The first time I saw my only child Harry was a quarter century ago, when the surgical nurses who assisted the doctor perform what I call my triple E-section held him out for me to see. Whose baby is that?! I thought.
During my trip to epidural land and in the months before that, I'd imagined a dark-haired baby who looked like me, with black lashes and olive-tinted skin. Instead, I saw a newborn with white-blonde brows on alabaster skin that resembled his dad's baby pictures. I reached out to touch this tiny stranger's cheek and fell instantly in love. He wasn't what I'd expected, but he was the most beautiful baby I'd ever seen.
Before Harry was born, I fantasized about cradling him in my arms, as I'd done with a baby doll when I was a child. But if I cradled baby Harry, he'd scream so loudly I was sure the neighbors were calling the police. He only stopped his attempts to break the sound barrier if I cradled his head inside my elbow and held him upright. I hadn't expected to hold him that way, but Harry knew what he wanted. Then, as soon as he could hold up his head, Harry clamorously insisted that his dad and I carry him around the house facing out.
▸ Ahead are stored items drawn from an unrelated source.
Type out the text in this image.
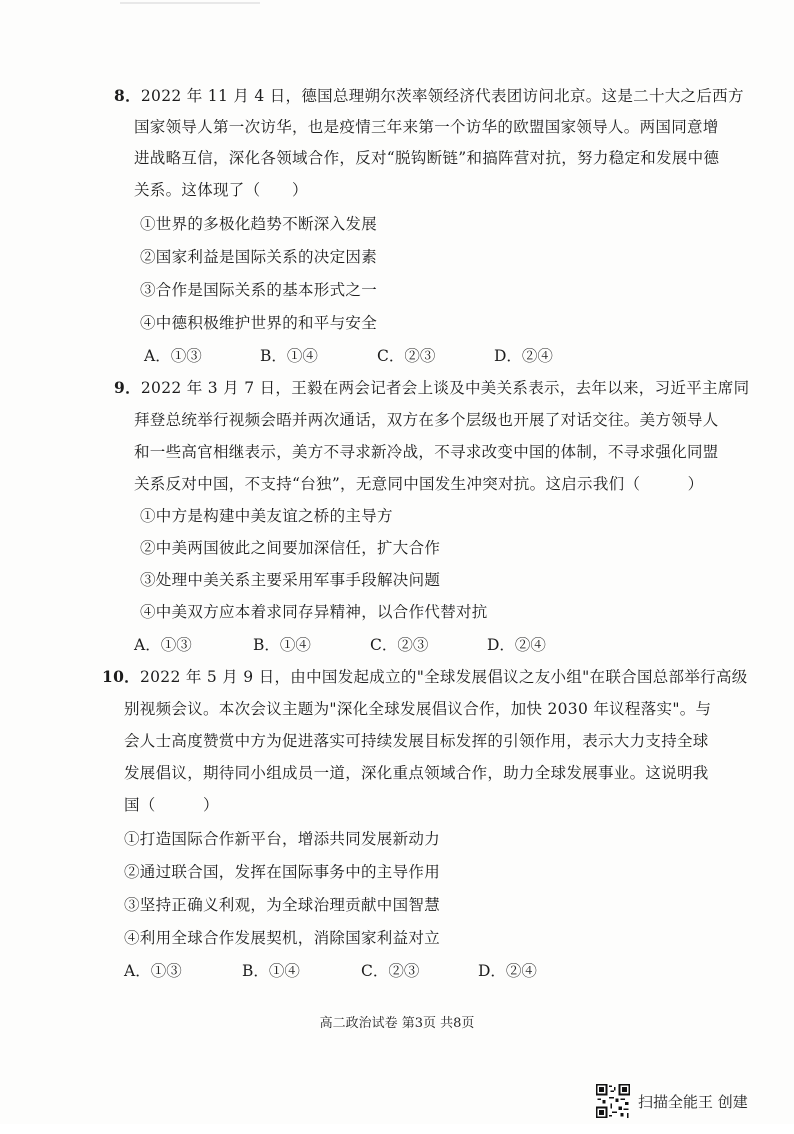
8．2022 年 11 月 4 日，德国总理朔尔茨率领经济代表团访问北京。这是二十大之后西方
国家领导人第一次访华，也是疫情三年来第一个访华的欧盟国家领导人。两国同意增
进战略互信，深化各领域合作，反对“脱钩断链”和搞阵营对抗，努力稳定和发展中德
关系。这体现了（　　）
①世界的多极化趋势不断深入发展
②国家利益是国际关系的决定因素
③合作是国际关系的基本形式之一
④中德积极维护世界的和平与安全
A．①③	B．①④	C．②③	D．②④
9．2022 年 3 月 7 日，王毅在两会记者会上谈及中美关系表示，去年以来，习近平主席同
拜登总统举行视频会晤并两次通话，双方在多个层级也开展了对话交往。美方领导人
和一些高官相继表示，美方不寻求新冷战，不寻求改变中国的体制，不寻求强化同盟
关系反对中国，不支持“台独”，无意同中国发生冲突对抗。这启示我们（　　　）
①中方是构建中美友谊之桥的主导方
②中美两国彼此之间要加深信任，扩大合作
③处理中美关系主要采用军事手段解决问题
④中美双方应本着求同存异精神，以合作代替对抗
A．①③	B．①④	C．②③	D．②④
10．2022 年 5 月 9 日，由中国发起成立的"全球发展倡议之友小组"在联合国总部举行高级
别视频会议。本次会议主题为"深化全球发展倡议合作，加快 2030 年议程落实"。与
会人士高度赞赏中方为促进落实可持续发展目标发挥的引领作用，表示大力支持全球
发展倡议，期待同小组成员一道，深化重点领域合作，助力全球发展事业。这说明我
国（　　　）
①打造国际合作新平台，增添共同发展新动力
②通过联合国，发挥在国际事务中的主导作用
③坚持正确义利观，为全球治理贡献中国智慧
④利用全球合作发展契机，消除国家利益对立
A．①③	B．①④	C．②③	D．②④
高二政治试卷 第3页 共8页
扫描全能王 创建
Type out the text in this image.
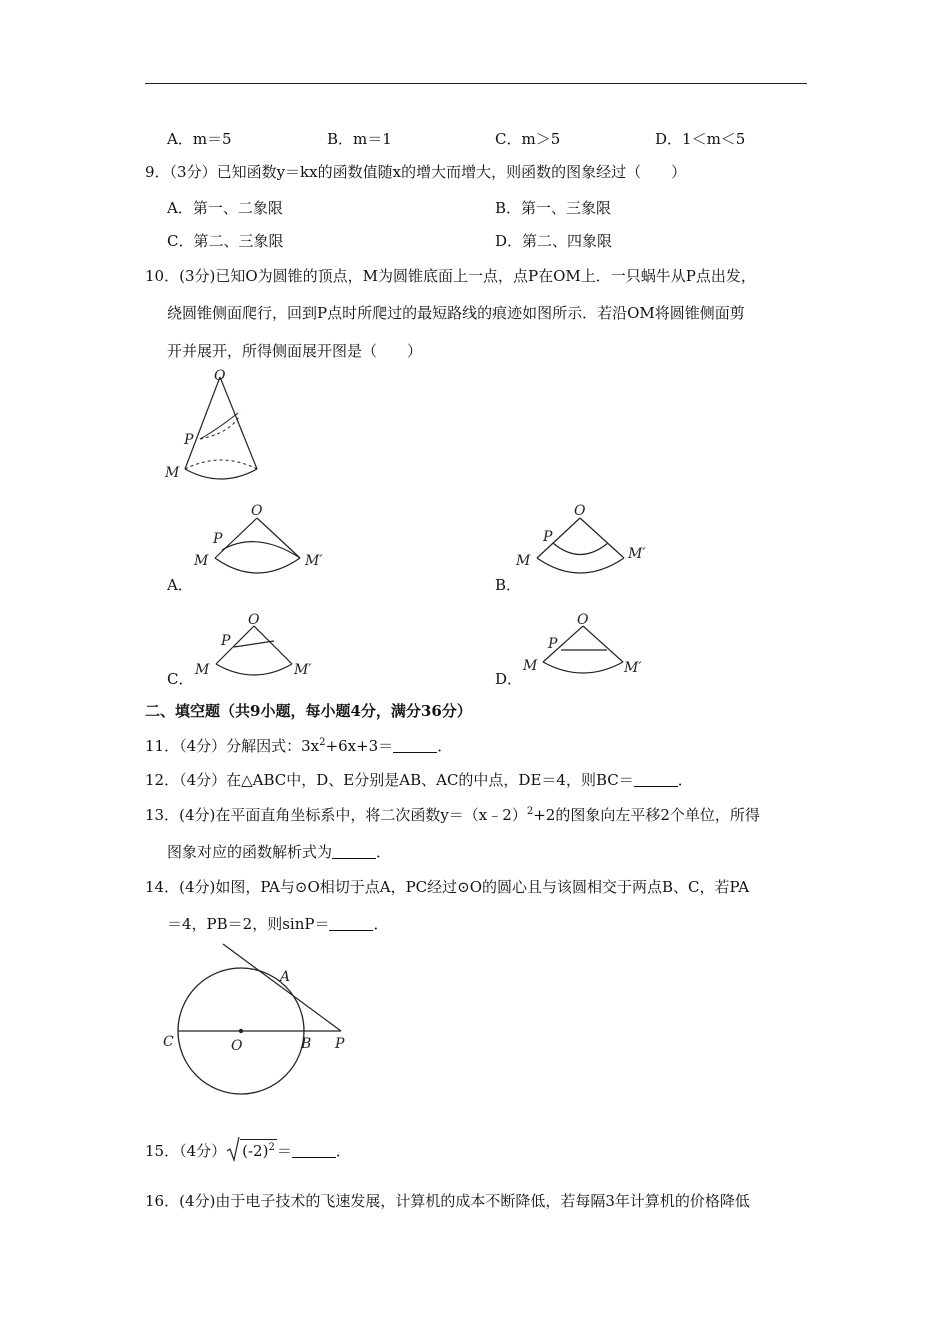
A．m＝5	B．m＝1	C．m＞5	D．1＜m＜5
9．（3分）已知函数y＝kx的函数值随x的增大而增大，则函数的图象经过（　　）
A．第一、二象限	B．第一、三象限
C．第二、三象限	D．第二、四象限
10．(3分)已知O为圆锥的顶点，M为圆锥底面上一点，点P在OM上．一只蜗牛从P点出发，
绕圆锥侧面爬行，回到P点时所爬过的最短路线的痕迹如图所示．若沿OM将圆锥侧面剪
开并展开，所得侧面展开图是（　　）
O
P
M
O
P
M	M′
A．
O
P
M	M′
B．
O
P
M	M′
C．
O
P
M	M′
D．
二、填空题（共9小题，每小题4分，满分36分）
11．（4分）分解因式：$3x^2+6x+3=$	．
12．（4分）在△ABC中，D、E分别是AB、AC的中点，DE＝4，则BC＝	．
13．(4分)在平面直角坐标系中，将二次函数y＝（x﹣2）$^2$+2的图象向左平移2个单位，所得
图象对应的函数解析式为	．
14．(4分)如图，PA与⊙O相切于点A，PC经过⊙O的圆心且与该圆相交于两点B、C，若PA
＝4，PB＝2，则sinP＝	．
A
C	O	B P
15．（4分） $(-2)^2$ ＝	．
16．(4分)由于电子技术的飞速发展，计算机的成本不断降低，若每隔3年计算机的价格降低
What Harry saw in tours of his room was created with purpose. His dad was cool with me decorating Harry's room gender-neutral. I wanted to stay away from stereotyping our son. So instead of one or two colors, I chose every color, from lime green and lemon yellow to hot pink and royal blue. Among the books, blocks and puzzles in his room were also boy and girl dolls, trucks and stuffed animals. My hope was that Harry would be a boy sturdily balanced to navigate the world's expectations of gender.
But when Harry told me at age 2 that "inside" his head he was a girl, I have to admit it was an unexpected moment. And it took me awhile to realize that the awareness he'd had of his outer world as an infant applied also to his inner self as a toddler and growing boy.
And so began the journey of being Harry's mom, an unexpected parenting adventure with a child who knew not only what he wanted, but who he was.
As Harry's 25th birthday nears, I celebrate with pride not only what he's become, but also what I've learned from him. Sure, he learned from his dad and me to look both ways before crossing the street, the importance of his education and what it means to be a good person. But I so appreciate my remarkable son -- who just happens to identify as genderqueer -- for teaching me the necessity of individual freedom, the importance of self-love and the true meaning of happiness.
I'm eager to see what Harry creates for himself over the next quarter century. And I'm sure he knows I'll have his back all the way.